Hannah had been unable to bear children for her husband, Elkanah,
and she had prayed to God in the temple with such vehemence that
Eli, the holy man, assumed she was a drunkard. Once Hannah
convinced him that she was not, Eli assured her that she would
indeed bear a child. When that promise was fulfilled in the birth
of Samuel, Hannah sang her canticle.
Samuel
you remember from the story of his being awakened at night by God
in the temple and speaking the words Eli told him to say:
“Speak, Lord, your servant is listening.” Samuel eventually
inherited Eli’s mantle and anointed David as king of Israel.
I’m
not trying to say that Jesus’ mother was a plagiarist. For the
evangelist Luke, who regarded his gospel as the second of three
books chronicling the whole of salvation history, it is no more
out of place for a peasant girl from Galilee to improvise
magnificent poetry than it was for Hannah to do the same in
pre-Davidic Jerusalem. Mary’s paraphrase of Hannah’s
well-known words in the canticle we call the Magnificat is a way
of putting rejoicing into words, like “Hallelujah!” or
“praise the Lord!” (just a little more elaborate).
What
is surprising is that Luke puts these words on Mary’s lips. As
the story is presented, Mary’s cousin Elizabeth would have been
a more likely choice: the parallels between her life and
Hannah’s are much stronger. Like Hannah, Elizabeth is thought to
be barren and conceives only with divine intervention.
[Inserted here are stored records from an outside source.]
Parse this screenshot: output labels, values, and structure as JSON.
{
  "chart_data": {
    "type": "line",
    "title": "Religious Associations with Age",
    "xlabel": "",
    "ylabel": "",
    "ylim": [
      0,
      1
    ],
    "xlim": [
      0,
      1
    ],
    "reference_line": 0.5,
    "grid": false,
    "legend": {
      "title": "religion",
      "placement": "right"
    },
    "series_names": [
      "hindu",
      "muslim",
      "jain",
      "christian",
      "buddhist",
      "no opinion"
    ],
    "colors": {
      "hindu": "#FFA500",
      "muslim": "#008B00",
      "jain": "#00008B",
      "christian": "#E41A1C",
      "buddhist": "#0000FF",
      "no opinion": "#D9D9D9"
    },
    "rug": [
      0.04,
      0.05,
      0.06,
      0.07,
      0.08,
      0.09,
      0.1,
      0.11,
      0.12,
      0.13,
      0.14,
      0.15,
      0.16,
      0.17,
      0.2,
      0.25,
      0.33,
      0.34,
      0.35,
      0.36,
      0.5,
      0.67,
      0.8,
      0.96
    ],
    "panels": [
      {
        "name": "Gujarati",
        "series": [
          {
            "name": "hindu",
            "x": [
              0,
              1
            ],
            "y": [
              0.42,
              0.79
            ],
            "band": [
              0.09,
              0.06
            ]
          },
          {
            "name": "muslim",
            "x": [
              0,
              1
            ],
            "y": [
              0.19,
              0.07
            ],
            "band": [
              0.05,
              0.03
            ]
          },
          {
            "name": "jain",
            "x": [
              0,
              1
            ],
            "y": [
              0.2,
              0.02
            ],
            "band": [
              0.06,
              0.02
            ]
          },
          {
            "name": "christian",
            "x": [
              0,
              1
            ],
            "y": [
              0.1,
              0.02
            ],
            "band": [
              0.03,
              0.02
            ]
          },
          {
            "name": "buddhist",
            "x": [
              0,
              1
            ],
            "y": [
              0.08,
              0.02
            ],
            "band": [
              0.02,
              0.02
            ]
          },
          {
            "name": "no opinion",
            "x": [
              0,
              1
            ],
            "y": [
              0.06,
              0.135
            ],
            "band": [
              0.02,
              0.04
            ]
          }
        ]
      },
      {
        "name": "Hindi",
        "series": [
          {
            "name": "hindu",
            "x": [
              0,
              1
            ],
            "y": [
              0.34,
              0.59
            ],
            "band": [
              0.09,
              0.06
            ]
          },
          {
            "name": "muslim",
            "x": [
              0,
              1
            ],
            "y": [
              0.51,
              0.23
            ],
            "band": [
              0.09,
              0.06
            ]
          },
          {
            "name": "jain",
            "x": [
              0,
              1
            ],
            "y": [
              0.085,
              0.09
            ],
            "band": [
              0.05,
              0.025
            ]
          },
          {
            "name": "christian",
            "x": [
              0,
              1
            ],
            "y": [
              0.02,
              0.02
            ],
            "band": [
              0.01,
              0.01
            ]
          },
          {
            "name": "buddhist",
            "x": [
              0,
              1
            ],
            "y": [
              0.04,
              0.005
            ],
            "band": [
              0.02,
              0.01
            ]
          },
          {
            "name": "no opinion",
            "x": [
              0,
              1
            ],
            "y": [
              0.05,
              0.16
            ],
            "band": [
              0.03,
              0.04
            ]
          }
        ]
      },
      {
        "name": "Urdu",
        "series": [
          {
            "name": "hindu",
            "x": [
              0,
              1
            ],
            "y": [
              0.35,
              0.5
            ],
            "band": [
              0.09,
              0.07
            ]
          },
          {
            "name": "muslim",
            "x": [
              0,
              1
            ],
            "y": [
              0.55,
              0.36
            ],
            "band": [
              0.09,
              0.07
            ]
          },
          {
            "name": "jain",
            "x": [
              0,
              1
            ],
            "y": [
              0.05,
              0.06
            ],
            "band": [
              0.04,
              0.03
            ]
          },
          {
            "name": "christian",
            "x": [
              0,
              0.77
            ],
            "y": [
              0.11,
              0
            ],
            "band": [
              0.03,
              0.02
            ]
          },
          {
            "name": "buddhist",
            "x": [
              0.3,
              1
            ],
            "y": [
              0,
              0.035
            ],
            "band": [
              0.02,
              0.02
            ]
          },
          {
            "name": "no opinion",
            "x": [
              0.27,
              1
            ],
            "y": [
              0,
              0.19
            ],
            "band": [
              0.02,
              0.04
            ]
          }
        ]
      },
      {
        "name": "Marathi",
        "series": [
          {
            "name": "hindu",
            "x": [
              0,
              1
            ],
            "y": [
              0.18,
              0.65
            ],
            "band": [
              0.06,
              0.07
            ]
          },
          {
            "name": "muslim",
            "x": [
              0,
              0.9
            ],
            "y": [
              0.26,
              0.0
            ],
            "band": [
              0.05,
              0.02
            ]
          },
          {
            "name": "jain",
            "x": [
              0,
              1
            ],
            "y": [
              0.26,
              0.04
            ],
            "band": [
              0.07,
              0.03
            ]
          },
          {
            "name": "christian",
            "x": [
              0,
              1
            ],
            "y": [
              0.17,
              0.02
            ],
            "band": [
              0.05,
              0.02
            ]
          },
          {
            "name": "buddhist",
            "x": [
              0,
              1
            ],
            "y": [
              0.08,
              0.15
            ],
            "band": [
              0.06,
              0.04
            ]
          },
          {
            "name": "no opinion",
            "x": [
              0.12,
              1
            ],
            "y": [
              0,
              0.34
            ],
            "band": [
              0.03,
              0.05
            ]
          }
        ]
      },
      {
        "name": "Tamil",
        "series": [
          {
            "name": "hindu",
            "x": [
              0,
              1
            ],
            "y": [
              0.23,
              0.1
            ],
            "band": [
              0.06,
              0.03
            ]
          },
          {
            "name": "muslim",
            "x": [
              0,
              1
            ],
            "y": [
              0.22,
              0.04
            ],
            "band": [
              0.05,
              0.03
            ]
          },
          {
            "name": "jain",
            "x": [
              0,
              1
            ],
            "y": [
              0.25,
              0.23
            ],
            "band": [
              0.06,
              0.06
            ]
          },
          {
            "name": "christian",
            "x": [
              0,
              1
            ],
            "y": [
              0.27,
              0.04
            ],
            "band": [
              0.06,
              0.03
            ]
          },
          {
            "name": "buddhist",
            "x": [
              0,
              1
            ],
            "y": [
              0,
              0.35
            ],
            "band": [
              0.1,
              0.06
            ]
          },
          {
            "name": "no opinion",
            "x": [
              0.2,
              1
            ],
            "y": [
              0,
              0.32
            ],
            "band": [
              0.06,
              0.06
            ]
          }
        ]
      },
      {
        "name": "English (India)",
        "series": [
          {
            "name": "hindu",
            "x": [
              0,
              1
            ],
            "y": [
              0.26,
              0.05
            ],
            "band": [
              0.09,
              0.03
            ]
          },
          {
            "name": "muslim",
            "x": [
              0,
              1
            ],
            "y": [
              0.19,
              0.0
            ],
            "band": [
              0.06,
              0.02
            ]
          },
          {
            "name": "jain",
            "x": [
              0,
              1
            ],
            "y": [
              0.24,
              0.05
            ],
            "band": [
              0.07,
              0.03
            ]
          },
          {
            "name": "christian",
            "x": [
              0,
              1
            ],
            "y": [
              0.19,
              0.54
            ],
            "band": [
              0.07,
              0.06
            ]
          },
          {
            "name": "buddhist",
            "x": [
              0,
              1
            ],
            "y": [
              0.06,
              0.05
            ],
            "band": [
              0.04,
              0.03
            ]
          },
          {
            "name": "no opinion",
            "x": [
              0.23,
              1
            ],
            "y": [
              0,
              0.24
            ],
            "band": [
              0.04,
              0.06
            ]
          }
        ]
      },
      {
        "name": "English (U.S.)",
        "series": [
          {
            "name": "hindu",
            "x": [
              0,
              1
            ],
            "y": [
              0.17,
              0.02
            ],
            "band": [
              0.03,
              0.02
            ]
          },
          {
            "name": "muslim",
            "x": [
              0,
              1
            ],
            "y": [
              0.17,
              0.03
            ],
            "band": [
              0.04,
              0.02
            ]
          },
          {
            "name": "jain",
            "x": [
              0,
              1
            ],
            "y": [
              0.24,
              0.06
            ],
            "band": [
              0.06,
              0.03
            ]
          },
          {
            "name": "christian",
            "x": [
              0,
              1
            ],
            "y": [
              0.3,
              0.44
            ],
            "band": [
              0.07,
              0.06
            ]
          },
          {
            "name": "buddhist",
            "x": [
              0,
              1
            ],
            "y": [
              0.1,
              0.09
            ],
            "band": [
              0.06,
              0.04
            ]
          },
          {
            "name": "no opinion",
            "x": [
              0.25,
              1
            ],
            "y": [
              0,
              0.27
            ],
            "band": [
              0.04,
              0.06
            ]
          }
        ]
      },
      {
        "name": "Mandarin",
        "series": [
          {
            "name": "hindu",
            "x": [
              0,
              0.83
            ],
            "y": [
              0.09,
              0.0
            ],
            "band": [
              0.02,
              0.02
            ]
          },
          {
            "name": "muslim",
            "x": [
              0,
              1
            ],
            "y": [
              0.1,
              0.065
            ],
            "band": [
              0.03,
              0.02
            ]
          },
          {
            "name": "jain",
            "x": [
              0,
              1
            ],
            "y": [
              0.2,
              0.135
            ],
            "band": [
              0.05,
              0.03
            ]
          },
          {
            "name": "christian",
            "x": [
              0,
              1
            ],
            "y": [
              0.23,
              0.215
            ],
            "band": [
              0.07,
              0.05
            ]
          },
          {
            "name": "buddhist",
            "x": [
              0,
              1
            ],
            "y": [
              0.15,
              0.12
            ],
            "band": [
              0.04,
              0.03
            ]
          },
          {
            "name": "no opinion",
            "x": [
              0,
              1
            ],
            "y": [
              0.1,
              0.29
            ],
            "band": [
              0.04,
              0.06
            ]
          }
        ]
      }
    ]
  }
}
Elizabeth’s son, John the Baptist, essentially takes on
Samuel’s role, announcing Jesus as God’s chosen one just as
Samuel had anointed David. In fact, there are manuscript sources
for Luke’s gospel in which the Magnificat is sung by Elizabeth
and not Mary.
But, appealing as it is to excavate scripture, let’s assume that the received tradition is what Luke had in mind. What then of Elizabeth? The occasion for Hannah’s song of praise was the fulfillment of God’s promise in the birth of Samuel. What’s the reason for Mary’s song at this time? She’s been honored by the angelic visitation but has yet to give birth. In Luke’s purpose Elizabeth is a second, even more convincing “annunciator.”
Even
when angels appear outside of dreams they are so dazzling that the
memory of them is difficult to trust. Elizabeth, by contrast, is a
living, breathing woman with a baby stirring inside her? However
strong Mary’s faith as she gives her consent to Gabriel, she
still sets out “in haste” for Elizabeth’s house. Not to
assist at the delivery, surely. Elizabeth, unlike Mary at
Bethlehem later, is at home and can give birth surrounded by
supportive kinswomen. Mary goes to Elizabeth to have the angel’s
predictions confirmed. And in Elizabeth’s greeting, Gabriel’s
words are true: Elizabeth, who had been barren, is indeed with
child and Mary begins to know herself as “theotokos,”
“god-bearer.”
Such
is the grace of Elizabeth’s greeting that Mary is moved to
ecstatic praise of God: “My being proclaims the greatness of
God; my spirit rejoices in my savior.” Whatever doubts she may
have had are quieted; whatever hardship is yet to come will be
bearable because Mary knows God’s protection and power. How we
need such assurance now – not necessarily that there is anything
miraculous about our lives, but that we have worth and dignity
just in being human. In an age when the mighty are still very much
on their thrones and the rich have no idea what it is to be sent
away empty, when life is sown as corn, who are the Elizabeths for
us? Who can show us that justice is possible, that war can have an
end, that all who hunger will be filled?
We
do catch glimpses of people who proclaim these things and, even
better, work to achieve them.
There are the people who run the Sisters of the Road café,
those who organize the potluck in the park, those who protest the
School of the Americas, those who advocate for justice for
immigrants. All of these people work for great things, but all
would say that they’re only doing what little they can for the
needs they see around them.
And this is where we too have to begin to be Elizabeths for one another, in the smallest of ways. Every refusal to grasp at wealth or power, every hour spent with a friend in need, every copy of Street Roots you buy, every time you make eye contact with someone on the street, every kind word to a harried salesclerk, anything you do to honor another person’s humanity helps to turn this world around.